Having images in 3D provides advantages over 2-D images for brain surgeons, Rhoton said. For instance, two-dimensional content tends to flatten brain anatomy, obscuring the way nerves, veins and other structures traverse the brain matter, he said. Surgeons viewing the 3-D images, in contrast, can plan a precise surgical path, avoiding delicate structures whose damage would have dire consequences.
With 3-D images, "the anatomy is displayed in such a way that you can orient the images to the direction of approach the surgeon is using in the O.R. [operating room]," Rhoton said. "You can see where the nerves and structures are that need to be protected in that particular area, using that specific approach, in that specific direction."
Rhoton and AANS have formatted the images with a menu, so that users can control the angle and area of the brain they want to view; users can even click links to call up medical literature related to the portion of the brain they're viewing.
Rhoton's work earned him the 2011 Surgeon of the Year award from the journal World Neurosurgery.
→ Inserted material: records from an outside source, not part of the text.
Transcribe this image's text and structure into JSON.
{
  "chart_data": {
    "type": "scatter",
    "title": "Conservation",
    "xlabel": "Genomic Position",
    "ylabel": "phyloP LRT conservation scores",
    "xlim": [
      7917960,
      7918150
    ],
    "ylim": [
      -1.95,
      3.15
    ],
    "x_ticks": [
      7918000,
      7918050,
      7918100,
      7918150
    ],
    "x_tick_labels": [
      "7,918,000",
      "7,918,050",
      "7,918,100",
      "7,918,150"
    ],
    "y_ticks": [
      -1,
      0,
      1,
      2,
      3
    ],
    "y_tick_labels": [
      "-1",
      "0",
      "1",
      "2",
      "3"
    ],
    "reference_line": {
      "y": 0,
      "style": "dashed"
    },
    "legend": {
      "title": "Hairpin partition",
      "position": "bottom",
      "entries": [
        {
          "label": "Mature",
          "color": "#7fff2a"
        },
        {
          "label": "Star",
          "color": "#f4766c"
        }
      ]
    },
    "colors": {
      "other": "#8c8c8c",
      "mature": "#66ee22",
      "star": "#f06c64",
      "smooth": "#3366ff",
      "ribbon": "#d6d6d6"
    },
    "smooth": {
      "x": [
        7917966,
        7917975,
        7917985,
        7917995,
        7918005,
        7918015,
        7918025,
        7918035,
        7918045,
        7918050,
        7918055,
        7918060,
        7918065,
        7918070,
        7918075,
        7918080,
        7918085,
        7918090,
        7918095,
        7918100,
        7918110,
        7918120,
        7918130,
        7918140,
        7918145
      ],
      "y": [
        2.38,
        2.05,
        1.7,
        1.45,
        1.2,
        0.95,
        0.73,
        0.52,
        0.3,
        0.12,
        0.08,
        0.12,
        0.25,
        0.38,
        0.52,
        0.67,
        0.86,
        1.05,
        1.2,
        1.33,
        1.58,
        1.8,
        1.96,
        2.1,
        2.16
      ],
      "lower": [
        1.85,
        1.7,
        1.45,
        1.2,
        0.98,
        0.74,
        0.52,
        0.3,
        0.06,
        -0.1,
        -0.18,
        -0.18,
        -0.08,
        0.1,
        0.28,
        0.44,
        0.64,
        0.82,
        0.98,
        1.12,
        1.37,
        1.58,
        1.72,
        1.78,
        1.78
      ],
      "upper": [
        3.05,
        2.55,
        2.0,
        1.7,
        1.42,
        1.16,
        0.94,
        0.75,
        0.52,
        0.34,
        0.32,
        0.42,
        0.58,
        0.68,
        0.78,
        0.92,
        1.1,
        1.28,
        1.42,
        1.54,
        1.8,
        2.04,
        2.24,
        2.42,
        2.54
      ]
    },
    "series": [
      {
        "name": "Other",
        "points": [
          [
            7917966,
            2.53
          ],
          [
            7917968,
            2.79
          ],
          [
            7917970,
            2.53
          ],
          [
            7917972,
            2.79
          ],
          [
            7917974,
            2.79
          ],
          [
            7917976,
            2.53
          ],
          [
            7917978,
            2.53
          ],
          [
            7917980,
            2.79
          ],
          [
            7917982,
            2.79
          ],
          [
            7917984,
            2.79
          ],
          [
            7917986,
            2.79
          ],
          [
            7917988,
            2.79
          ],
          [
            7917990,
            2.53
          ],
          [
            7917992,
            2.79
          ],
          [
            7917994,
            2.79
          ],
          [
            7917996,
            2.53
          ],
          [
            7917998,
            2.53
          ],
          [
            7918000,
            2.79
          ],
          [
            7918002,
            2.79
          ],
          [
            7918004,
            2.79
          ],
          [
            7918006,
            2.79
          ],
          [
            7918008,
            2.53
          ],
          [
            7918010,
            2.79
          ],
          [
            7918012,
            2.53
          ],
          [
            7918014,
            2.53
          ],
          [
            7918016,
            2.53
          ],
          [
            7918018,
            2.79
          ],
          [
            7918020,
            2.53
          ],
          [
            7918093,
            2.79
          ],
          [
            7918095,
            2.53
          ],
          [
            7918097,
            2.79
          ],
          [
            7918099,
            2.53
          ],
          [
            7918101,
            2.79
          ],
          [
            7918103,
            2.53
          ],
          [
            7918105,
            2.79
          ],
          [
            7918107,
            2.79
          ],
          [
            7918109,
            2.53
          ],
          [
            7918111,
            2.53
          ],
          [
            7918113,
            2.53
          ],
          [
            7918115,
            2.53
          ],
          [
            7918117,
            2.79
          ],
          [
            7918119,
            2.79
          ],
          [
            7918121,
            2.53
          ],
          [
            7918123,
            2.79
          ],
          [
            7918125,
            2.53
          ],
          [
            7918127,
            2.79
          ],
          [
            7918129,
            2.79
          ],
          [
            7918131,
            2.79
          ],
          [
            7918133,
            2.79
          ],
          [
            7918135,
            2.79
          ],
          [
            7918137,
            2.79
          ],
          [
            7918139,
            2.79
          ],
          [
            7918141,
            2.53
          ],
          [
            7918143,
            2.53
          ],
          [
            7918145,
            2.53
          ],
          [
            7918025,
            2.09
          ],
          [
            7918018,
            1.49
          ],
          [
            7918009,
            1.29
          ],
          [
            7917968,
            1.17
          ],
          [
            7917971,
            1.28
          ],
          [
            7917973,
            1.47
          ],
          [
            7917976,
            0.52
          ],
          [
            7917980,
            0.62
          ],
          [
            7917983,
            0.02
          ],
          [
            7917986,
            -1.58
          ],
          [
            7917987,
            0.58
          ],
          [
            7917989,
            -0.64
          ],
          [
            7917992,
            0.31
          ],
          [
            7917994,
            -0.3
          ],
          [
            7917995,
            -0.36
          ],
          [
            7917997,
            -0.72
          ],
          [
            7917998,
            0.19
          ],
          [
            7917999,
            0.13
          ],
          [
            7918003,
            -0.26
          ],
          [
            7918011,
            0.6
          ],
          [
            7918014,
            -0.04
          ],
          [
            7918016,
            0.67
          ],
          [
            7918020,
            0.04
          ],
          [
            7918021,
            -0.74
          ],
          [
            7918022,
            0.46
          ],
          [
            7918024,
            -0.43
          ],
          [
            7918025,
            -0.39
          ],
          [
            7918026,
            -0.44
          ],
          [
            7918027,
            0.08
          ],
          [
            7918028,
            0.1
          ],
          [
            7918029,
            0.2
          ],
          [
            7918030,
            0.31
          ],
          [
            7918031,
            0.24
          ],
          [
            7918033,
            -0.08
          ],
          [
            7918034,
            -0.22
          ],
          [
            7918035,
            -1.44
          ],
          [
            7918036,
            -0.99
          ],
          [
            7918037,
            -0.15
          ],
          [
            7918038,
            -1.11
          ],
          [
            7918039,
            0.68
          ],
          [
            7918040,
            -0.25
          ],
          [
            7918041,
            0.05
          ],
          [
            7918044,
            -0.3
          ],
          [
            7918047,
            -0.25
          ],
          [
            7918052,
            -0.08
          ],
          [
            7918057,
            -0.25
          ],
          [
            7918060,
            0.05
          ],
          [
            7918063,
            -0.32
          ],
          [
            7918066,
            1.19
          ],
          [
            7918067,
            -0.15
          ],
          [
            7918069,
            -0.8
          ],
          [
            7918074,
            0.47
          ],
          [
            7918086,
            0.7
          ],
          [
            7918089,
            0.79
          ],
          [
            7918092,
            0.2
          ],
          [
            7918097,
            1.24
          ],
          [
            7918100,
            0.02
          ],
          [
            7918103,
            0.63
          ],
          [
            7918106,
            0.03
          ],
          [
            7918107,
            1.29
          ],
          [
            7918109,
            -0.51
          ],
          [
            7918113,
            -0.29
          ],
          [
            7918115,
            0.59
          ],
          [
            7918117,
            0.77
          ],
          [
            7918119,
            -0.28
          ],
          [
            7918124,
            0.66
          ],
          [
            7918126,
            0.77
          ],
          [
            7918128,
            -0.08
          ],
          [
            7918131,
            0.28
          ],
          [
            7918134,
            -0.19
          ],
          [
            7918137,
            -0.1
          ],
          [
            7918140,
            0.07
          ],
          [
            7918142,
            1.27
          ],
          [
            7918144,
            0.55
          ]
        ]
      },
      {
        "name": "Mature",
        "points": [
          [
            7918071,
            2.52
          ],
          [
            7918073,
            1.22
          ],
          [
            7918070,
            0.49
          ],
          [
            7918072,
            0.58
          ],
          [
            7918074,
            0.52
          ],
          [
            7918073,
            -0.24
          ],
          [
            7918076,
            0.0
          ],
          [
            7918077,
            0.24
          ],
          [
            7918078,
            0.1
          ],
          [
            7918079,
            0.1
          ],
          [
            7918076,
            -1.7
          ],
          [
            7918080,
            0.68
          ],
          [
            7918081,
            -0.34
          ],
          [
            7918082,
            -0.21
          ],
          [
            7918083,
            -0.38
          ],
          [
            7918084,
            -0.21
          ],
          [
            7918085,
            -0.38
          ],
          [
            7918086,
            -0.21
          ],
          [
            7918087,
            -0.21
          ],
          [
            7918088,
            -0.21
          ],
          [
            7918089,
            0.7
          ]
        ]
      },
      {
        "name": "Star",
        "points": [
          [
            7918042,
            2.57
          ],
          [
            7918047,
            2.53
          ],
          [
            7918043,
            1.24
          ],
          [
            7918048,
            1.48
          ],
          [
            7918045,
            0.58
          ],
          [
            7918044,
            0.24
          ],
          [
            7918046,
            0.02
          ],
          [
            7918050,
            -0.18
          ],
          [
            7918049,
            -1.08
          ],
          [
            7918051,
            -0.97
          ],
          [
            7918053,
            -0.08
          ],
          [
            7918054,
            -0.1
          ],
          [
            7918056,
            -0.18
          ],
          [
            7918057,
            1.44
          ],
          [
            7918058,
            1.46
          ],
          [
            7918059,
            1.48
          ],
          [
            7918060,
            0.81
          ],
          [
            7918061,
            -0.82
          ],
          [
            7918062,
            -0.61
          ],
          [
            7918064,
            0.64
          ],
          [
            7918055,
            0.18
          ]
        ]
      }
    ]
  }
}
His images and educational efforts have helped "several thousands of neurosurgeons scattered across the planet to save millions of lives," Dr. Hildo Azevedo-Filho, chairman of neurological surgery at the University of Pernambuco in Brazil, wrote in recognizing the award.
After seeing how surgeons have used his images during actual surgeries, Rhoton and the AANS next hope to feed the brain maps directly into endoscope screens used in surgery. They're developing technology that would split that screen to show Rhoton's images side by side with the live feed from cameras inserted into the patient's brain.
Moreover, Rhoton said the library of images and videos will only continue to grow. "We've just scratched the surface on the number of images," he said.